Why this integration matters

  • Prevents double bookings – seats will become unavailable as soon as the customer adds them to the cart.
  • Real-time updates – changes in seat availability (reserved, sold, in-cart) are instantly reflected on every visitor’s screen.
  • Enhanced reliability – no need to constantly refresh the page to see the latest seat status.
  • Better user experience – customers see exactly what’s available at any moment, reducing checkout frustration.

 

So while you can use Seating Charts without Firebase, enabling this integration provides a smoother, safer, and more professional ticketing experience.

 

Setting it up

To use Firebase with Seating Charts, you’ll need a free Firebase account. If you don’t already have one, you can create it using your Google account at https://console.firebase.google.com/

Once your account is ready, follow the step-by-step setup instructions in the tutorial video below. It walks you through everything — from creating your Firebase project to configuring authentication, database rules, and connecting it to your Tickera website.

 

At one point in the video, you’ll be prompted to copy a short snippet into the Rules section of your Firebase Realtime Database. For convenience, here’s that snippet again:

{
   "rules": {
     
         "reserved": {
           "$chart_id": {
                   ".indexOn": "timestamp"
           }
       },
       "in-cart": {
           "$chart_id": {
               "$seat": {
                   ".indexOn": "timestamp"
               }
           }
       },
       ".read": true,
       ".write":false,
   }
}

 

Once this is in place and you enter your Firebase keys in  Settings -> Seating Charts -> Firebase Settings, your setup is complete.

seating charts firebase settings

 

Testing your Firebase setup

To confirm that your Firebase integration is working correctly, follow this quick test:

  1. Open the same seating chart on two different devices (for example, your computer and your phone).
  2. On the first device, select a seat and add it to the cart.
  3. Instantly, on the second device, that same seat should change color to the In other’s cart color you defined in Settings -> Seating Charts.

If the seat updates in real time, your Firebase connection is configured correctly.
If it doesn’t, recheck your Firebase credentials and database rules — even a small typo can break the connection.

 

 

About Firebase security warnings

When setting up Firebase, you might see a message in your Firebase console like:

“We’ve detected the following issue(s) with your security rules: any user can read your entire database.”
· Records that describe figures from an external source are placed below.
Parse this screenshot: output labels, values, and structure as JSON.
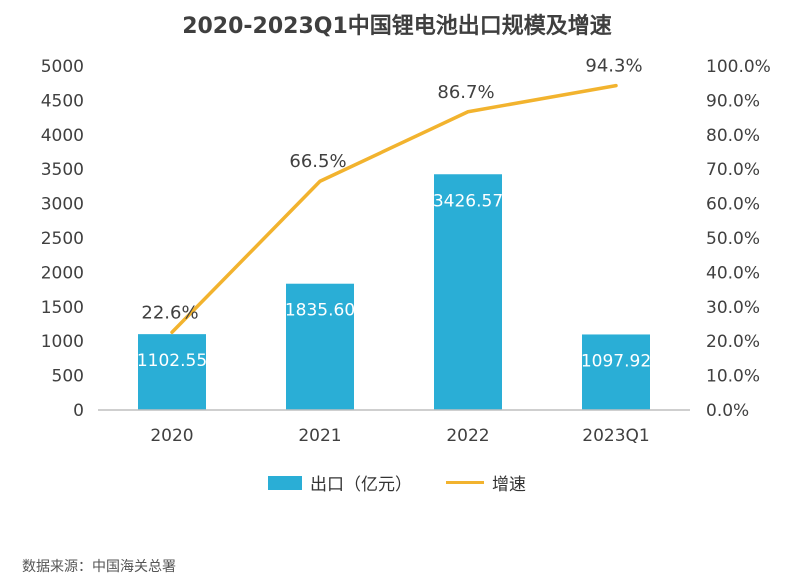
{
  "chart_data": {
    "type": "bar",
    "title": "2020-2023Q1中国锂电池出口规模及增速",
    "categories": [
      "2020",
      "2021",
      "2022",
      "2023Q1"
    ],
    "series": [
      {
        "name": "出口（亿元）",
        "type": "bar",
        "axis": "left",
        "values": [
          1102.55,
          1835.6,
          3426.57,
          1097.92
        ],
        "labels": [
          "1102.55",
          "1835.60",
          "3426.57",
          "1097.92"
        ],
        "color": "#2aaed6"
      },
      {
        "name": "增速",
        "type": "line",
        "axis": "right",
        "values": [
          22.6,
          66.5,
          86.7,
          94.3
        ],
        "labels": [
          "22.6%",
          "66.5%",
          "86.7%",
          "94.3%"
        ],
        "color": "#f2b32e"
      }
    ],
    "ylim_left": [
      0,
      5000
    ],
    "ylim_right": [
      0,
      100
    ],
    "yticks_left": [
      "0",
      "500",
      "1000",
      "1500",
      "2000",
      "2500",
      "3000",
      "3500",
      "4000",
      "4500",
      "5000"
    ],
    "yticks_right": [
      "0.0%",
      "10.0%",
      "20.0%",
      "30.0%",
      "40.0%",
      "50.0%",
      "60.0%",
      "70.0%",
      "80.0%",
      "90.0%",
      "100.0%"
    ],
    "grid": false,
    "legend_position": "bottom"
  },
  "legend": {
    "bar_label": "出口（亿元）",
    "line_label": "增速"
  },
  "source": "数据来源：中国海关总署"
}
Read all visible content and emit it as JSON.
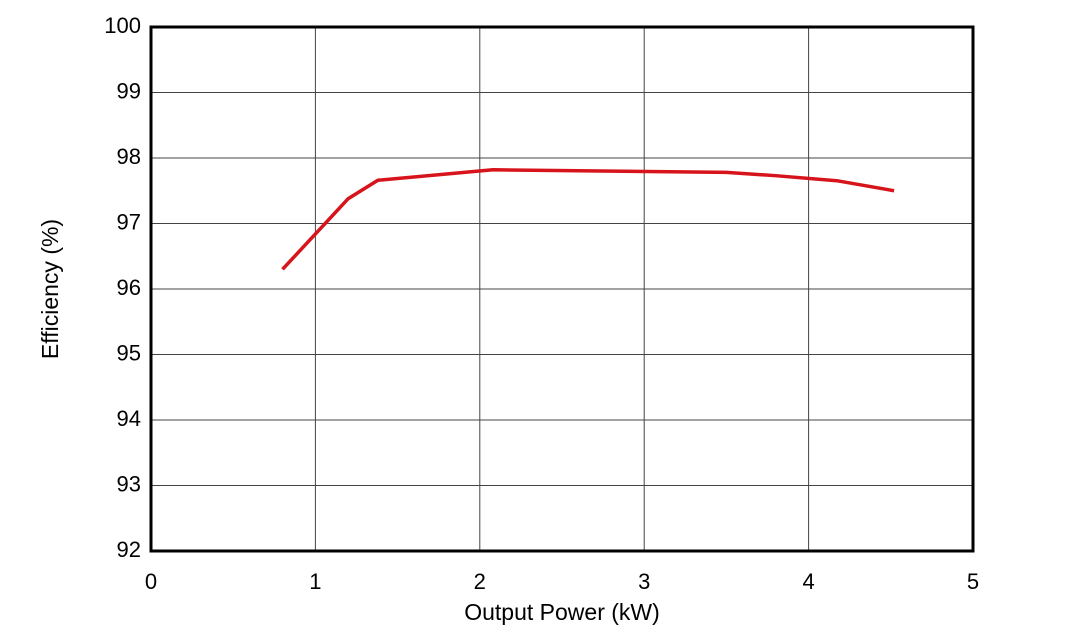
{
  "chart_data": {
    "type": "line",
    "x": [
      0.8,
      1.2,
      1.38,
      2.08,
      3.5,
      3.8,
      4.18,
      4.52
    ],
    "values": [
      96.3,
      97.38,
      97.66,
      97.82,
      97.78,
      97.73,
      97.65,
      97.5
    ],
    "color": "#d7141b",
    "xlabel": "Output Power (kW)",
    "ylabel": "Efficiency (%)",
    "xlim": [
      0,
      5
    ],
    "xticks": [
      0,
      1,
      2,
      3,
      4,
      5
    ],
    "ylim": [
      92,
      100
    ],
    "yticks": [
      92,
      93,
      94,
      95,
      96,
      97,
      98,
      99,
      100
    ],
    "grid": true
  }
}
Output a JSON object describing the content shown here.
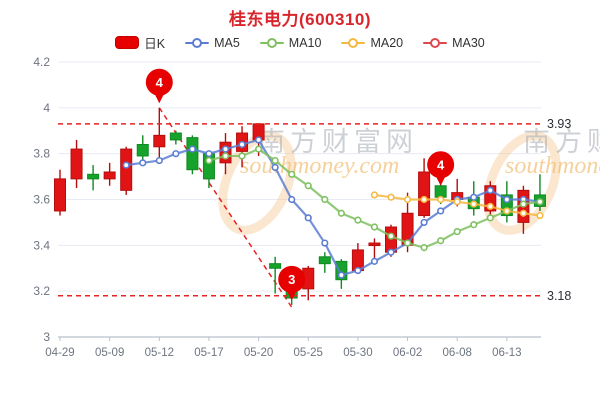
{
  "title": "桂东电力(600310)",
  "legend": {
    "items": [
      {
        "label": "日K",
        "type": "candle",
        "color": "#e60000"
      },
      {
        "label": "MA5",
        "type": "line",
        "color": "#5c7dd2"
      },
      {
        "label": "MA10",
        "type": "line",
        "color": "#7fc060"
      },
      {
        "label": "MA20",
        "type": "line",
        "color": "#f5b942"
      },
      {
        "label": "MA30",
        "type": "line",
        "color": "#e0484d"
      }
    ]
  },
  "watermark": {
    "site_name": "南方财富网",
    "site_url": "southmoney.com",
    "text_color": "#a6adb5",
    "url_color": "#f2bd71",
    "swoosh_color": "#f6c386"
  },
  "chart_data": {
    "type": "candlestick",
    "title": "桂东电力(600310)",
    "ylim": [
      3.0,
      4.2
    ],
    "grid": true,
    "legend_position": "top",
    "yticks": {
      "values": [
        4.2,
        4.0,
        3.8,
        3.6,
        3.4,
        3.2,
        3.0
      ],
      "labels": [
        "4.2",
        "4",
        "3.8",
        "3.6",
        "3.4",
        "3.2",
        "3"
      ]
    },
    "xticks": [
      {
        "index": 0,
        "label": "04-29"
      },
      {
        "index": 3,
        "label": "05-09"
      },
      {
        "index": 6,
        "label": "05-12"
      },
      {
        "index": 9,
        "label": "05-17"
      },
      {
        "index": 12,
        "label": "05-20"
      },
      {
        "index": 15,
        "label": "05-25"
      },
      {
        "index": 18,
        "label": "05-30"
      },
      {
        "index": 21,
        "label": "06-02"
      },
      {
        "index": 24,
        "label": "06-08"
      },
      {
        "index": 27,
        "label": "06-13"
      }
    ],
    "candles_ohlc": [
      [
        3.55,
        3.73,
        3.53,
        3.69
      ],
      [
        3.69,
        3.86,
        3.65,
        3.82
      ],
      [
        3.71,
        3.75,
        3.64,
        3.69
      ],
      [
        3.69,
        3.76,
        3.66,
        3.72
      ],
      [
        3.64,
        3.83,
        3.62,
        3.82
      ],
      [
        3.84,
        3.88,
        3.76,
        3.79
      ],
      [
        3.83,
        4.0,
        3.77,
        3.88
      ],
      [
        3.89,
        3.9,
        3.84,
        3.86
      ],
      [
        3.87,
        3.88,
        3.71,
        3.73
      ],
      [
        3.8,
        3.81,
        3.65,
        3.69
      ],
      [
        3.76,
        3.89,
        3.71,
        3.85
      ],
      [
        3.81,
        3.92,
        3.74,
        3.89
      ],
      [
        3.86,
        3.93,
        3.79,
        3.93
      ],
      [
        3.32,
        3.35,
        3.19,
        3.3
      ],
      [
        3.28,
        3.3,
        3.14,
        3.17
      ],
      [
        3.21,
        3.31,
        3.16,
        3.3
      ],
      [
        3.35,
        3.37,
        3.28,
        3.32
      ],
      [
        3.33,
        3.34,
        3.21,
        3.25
      ],
      [
        3.29,
        3.41,
        3.28,
        3.38
      ],
      [
        3.41,
        3.43,
        3.33,
        3.41
      ],
      [
        3.37,
        3.49,
        3.35,
        3.48
      ],
      [
        3.4,
        3.63,
        3.37,
        3.54
      ],
      [
        3.53,
        3.78,
        3.52,
        3.72
      ],
      [
        3.66,
        3.68,
        3.58,
        3.61
      ],
      [
        3.6,
        3.69,
        3.57,
        3.63
      ],
      [
        3.61,
        3.68,
        3.53,
        3.56
      ],
      [
        3.55,
        3.68,
        3.53,
        3.66
      ],
      [
        3.62,
        3.68,
        3.5,
        3.53
      ],
      [
        3.5,
        3.66,
        3.45,
        3.64
      ],
      [
        3.62,
        3.71,
        3.55,
        3.57
      ]
    ],
    "up_color": "#e01414",
    "up_stroke": "#b50d0d",
    "down_color": "#17a32b",
    "down_stroke": "#0f8a22",
    "ma_series": [
      {
        "name": "MA5",
        "color": "#5c7dd2",
        "start_index": 4,
        "values": [
          3.75,
          3.76,
          3.77,
          3.8,
          3.82,
          3.8,
          3.82,
          3.84,
          3.86,
          3.74,
          3.6,
          3.52,
          3.41,
          3.27,
          3.29,
          3.33,
          3.37,
          3.41,
          3.5,
          3.55,
          3.6,
          3.61,
          3.64,
          3.6,
          3.6,
          3.59
        ]
      },
      {
        "name": "MA10",
        "color": "#7fc060",
        "start_index": 9,
        "values": [
          3.77,
          3.79,
          3.79,
          3.82,
          3.77,
          3.71,
          3.66,
          3.6,
          3.54,
          3.51,
          3.48,
          3.44,
          3.41,
          3.39,
          3.42,
          3.46,
          3.49,
          3.52,
          3.55,
          3.58,
          3.59
        ]
      },
      {
        "name": "MA20",
        "color": "#f5b942",
        "start_index": 19,
        "values": [
          3.62,
          3.61,
          3.6,
          3.6,
          3.6,
          3.59,
          3.58,
          3.57,
          3.55,
          3.54,
          3.53
        ]
      },
      {
        "name": "MA30",
        "color": "#e0484d",
        "start_index": 0,
        "values": []
      }
    ],
    "hlines": [
      {
        "value": 3.93,
        "label": "3.93"
      },
      {
        "value": 3.18,
        "label": "3.18"
      }
    ],
    "trendline": {
      "from": {
        "index": 6,
        "price": 4.0
      },
      "to": {
        "index": 14,
        "price": 3.13
      }
    },
    "annotations": [
      {
        "index": 6,
        "label": "4",
        "anchor_price": 4.02
      },
      {
        "index": 14,
        "label": "3",
        "anchor_price": 3.16
      },
      {
        "index": 23,
        "label": "4",
        "anchor_price": 3.66
      }
    ],
    "balloon_color": "#e60000",
    "dashed_line_color": "#e62222"
  }
}
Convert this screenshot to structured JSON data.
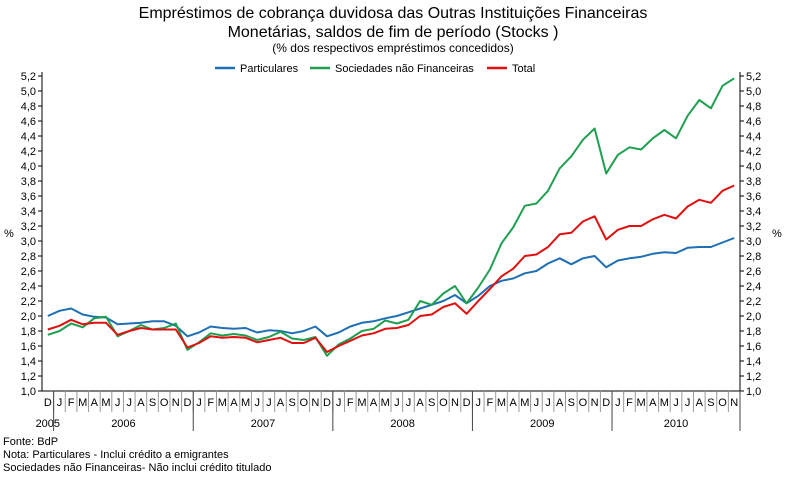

This can look alarming, but in this context, it’s not a problem.

Here’s why:

Tickera only uses Firebase for lightweight, public real-time updates — specifically to mark seats as “in cart,” “reserved,” or “available.” While the data is technically readable to anyone with your Firebase API keys, that information is just a collection of random JSON entries that mean nothing without Tickera’s internal logic to interpret them.

Even in theory, if someone managed to access your Firebase data, all they would see is a bunch of coded seat states — not ticket details, attendee data, or anything personally identifiable.
And realistically, every visitor to your site is already a “reader” of your seating chart when they view seat availability through the front end. So it’s much easier (and more meaningful) for someone to just visit your event page than to try to “read” Firebase directly.

In short — if you see that warning, you can safely ignore it. It’s expected behavior for this kind of real-time visual integration.